L’ascension de l’extrême droite en Europe est marquée par diverses percées électorales significatives. En Hongrie, le parti Fidesz de Viktor Orbán, au pouvoir depuis plus d’une décennie, a consolidé sa position avec une majorité écrasante aux élections de 2022, remportant 59 % des sièges parlementaires grâce à un fort soutien des zones rurales.
Le Portugal a vu le parti Chega (en français : Ça suffit) faire une percée historique en 2024, obtenant plus de 18 % des voix aux élections législatives de 2024. Aux Pays-Bas, le PVV de Geert Wilders, souvent baptisé le « Trump néerlandais », a remporté 37 sièges au parlement en novembre 2023, illustrant une montée continue de l’extrême droite dans le pays.

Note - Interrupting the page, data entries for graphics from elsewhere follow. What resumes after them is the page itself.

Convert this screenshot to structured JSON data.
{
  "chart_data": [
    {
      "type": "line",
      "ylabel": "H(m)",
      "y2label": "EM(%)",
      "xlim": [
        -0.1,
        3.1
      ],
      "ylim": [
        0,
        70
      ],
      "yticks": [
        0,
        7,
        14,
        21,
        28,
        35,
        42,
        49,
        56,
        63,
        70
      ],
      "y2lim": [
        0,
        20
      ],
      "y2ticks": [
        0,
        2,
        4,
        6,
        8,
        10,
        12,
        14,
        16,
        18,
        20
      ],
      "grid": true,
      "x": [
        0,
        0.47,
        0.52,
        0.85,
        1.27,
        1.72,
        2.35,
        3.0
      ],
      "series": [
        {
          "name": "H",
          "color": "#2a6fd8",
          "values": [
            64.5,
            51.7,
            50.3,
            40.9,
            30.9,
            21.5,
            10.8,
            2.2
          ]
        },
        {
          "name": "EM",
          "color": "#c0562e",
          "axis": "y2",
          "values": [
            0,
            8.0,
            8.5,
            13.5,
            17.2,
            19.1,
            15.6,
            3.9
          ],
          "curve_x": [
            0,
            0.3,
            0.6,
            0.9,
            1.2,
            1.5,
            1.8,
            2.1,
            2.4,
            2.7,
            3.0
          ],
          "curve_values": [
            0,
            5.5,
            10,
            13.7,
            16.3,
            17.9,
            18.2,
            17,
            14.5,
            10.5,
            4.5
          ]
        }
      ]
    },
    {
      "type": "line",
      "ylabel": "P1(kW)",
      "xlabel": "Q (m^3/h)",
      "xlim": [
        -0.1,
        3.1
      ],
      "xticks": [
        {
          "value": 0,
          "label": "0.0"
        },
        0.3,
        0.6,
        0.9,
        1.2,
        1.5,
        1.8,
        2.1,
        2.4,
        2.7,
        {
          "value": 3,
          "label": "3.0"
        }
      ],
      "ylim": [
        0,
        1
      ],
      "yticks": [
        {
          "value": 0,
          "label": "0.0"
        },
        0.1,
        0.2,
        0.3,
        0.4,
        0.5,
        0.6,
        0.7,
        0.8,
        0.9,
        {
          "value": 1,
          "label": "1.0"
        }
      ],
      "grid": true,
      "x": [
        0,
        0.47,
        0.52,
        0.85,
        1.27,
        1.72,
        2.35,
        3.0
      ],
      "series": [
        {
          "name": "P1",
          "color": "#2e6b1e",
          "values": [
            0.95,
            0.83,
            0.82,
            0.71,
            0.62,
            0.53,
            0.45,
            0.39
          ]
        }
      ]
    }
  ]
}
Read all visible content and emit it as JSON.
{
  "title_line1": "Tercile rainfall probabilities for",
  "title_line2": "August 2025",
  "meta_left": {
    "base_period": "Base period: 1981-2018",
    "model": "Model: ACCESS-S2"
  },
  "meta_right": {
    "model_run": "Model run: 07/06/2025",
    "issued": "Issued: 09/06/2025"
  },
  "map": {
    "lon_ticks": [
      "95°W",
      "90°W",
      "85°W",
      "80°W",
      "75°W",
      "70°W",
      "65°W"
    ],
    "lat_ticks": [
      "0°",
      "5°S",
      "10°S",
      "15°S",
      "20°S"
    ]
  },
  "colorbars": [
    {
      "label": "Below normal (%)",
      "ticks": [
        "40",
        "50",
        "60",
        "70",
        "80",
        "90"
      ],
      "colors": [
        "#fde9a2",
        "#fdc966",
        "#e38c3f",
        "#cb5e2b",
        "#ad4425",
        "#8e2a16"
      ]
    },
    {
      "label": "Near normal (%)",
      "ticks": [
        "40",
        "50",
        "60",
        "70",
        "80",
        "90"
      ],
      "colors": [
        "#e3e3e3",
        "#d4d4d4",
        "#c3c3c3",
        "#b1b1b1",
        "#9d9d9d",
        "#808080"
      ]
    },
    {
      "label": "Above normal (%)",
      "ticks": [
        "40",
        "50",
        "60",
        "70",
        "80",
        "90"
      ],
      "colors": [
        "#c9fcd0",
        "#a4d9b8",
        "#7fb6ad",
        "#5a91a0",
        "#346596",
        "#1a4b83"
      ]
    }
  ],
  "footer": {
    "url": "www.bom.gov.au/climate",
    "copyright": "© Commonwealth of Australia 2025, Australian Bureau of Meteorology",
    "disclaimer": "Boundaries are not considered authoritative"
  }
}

En Pologne, le parti Droit et Justice (PiS) est arrivé au pouvoir en 2015 et reste un acteur central malgré une légère baisse de soutien aux élections législatives de 2023 tandis qu’en Suède, les Démocrates Suédois sont devenus le deuxième plus grand parti en termes de voix aux législatives de 2022, avec un fort soutien parmi les électeurs moins éduqués et les zones rurales.
Montée fulgurante
Alors que les partis d’extrême-droite ont connu leurs premiers succès électoraux dans les années 1990, plusieurs facteurs expliquent cette percée.
« C’est une réaction à la mondialisation économique et à la crise de la représentation politique, la défiance à l’égard des partis politiques traditionnels perçus comme impuissants », explique Nonna Mayer, chercheuse en sciences politiques au Centre d’études européennes de Sciences Po. Au cours de la décennie 2010, des facteurs conjoncturels sont venus s’y ajouter, comme « la récession de 2008, la crise des réfugiés de 2015 ou les attentats terroristes islamistes », énumère la spécialiste.
Après la pandémie de Covid-19, la guerre en Ukraine a ensuite déclenché une crise énergétique et une forte inflation, réduisant le pouvoir d’achat de nombreux citoyens.
Ces crises ont également accentué les inégalités entre riches et pauvres. Entre 2017 et 2021, les 1 % des Français les plus pauvres ont vu leur niveau de vie baisser de 0,17 % par an, tandis que les 1 % les plus riches ont connu une hausse de près de 3 % par an. En Allemagne, une étude a révélé que plus le revenu d’une personne est faible, plus elle est susceptible de développer des tendances populistes. Ainsi, une augmentation de la pauvreté pourrait entraîner une hausse des votes pour l’extrême-droite.
Retour vers le futur
Les partis d’extrême droite en Europe partagent plusieurs caractéristiques clés : un nationalisme affirmé, un conservatisme social prononcé et une forte opposition à l’immigration. Ils critiquent souvent l’Union européenne, la perçevant comme une menace pour la souveraineté nationale. Près de 60 % des sympathisants du Rassemblement National en France estimaient en 2022 que l’UE était préjudiciable.
Les partis d’extrême droite mettent en avant des thèmes tels que la restriction de l’immigration et la sécurité, attirant un électorat préoccupé par ces questions. En France, le Rassemblement National a capté 37 % des voix des ouvriers aux législatives de 2022, reflétant un mécontentement particulier dans les milieux sociaux défavorisés.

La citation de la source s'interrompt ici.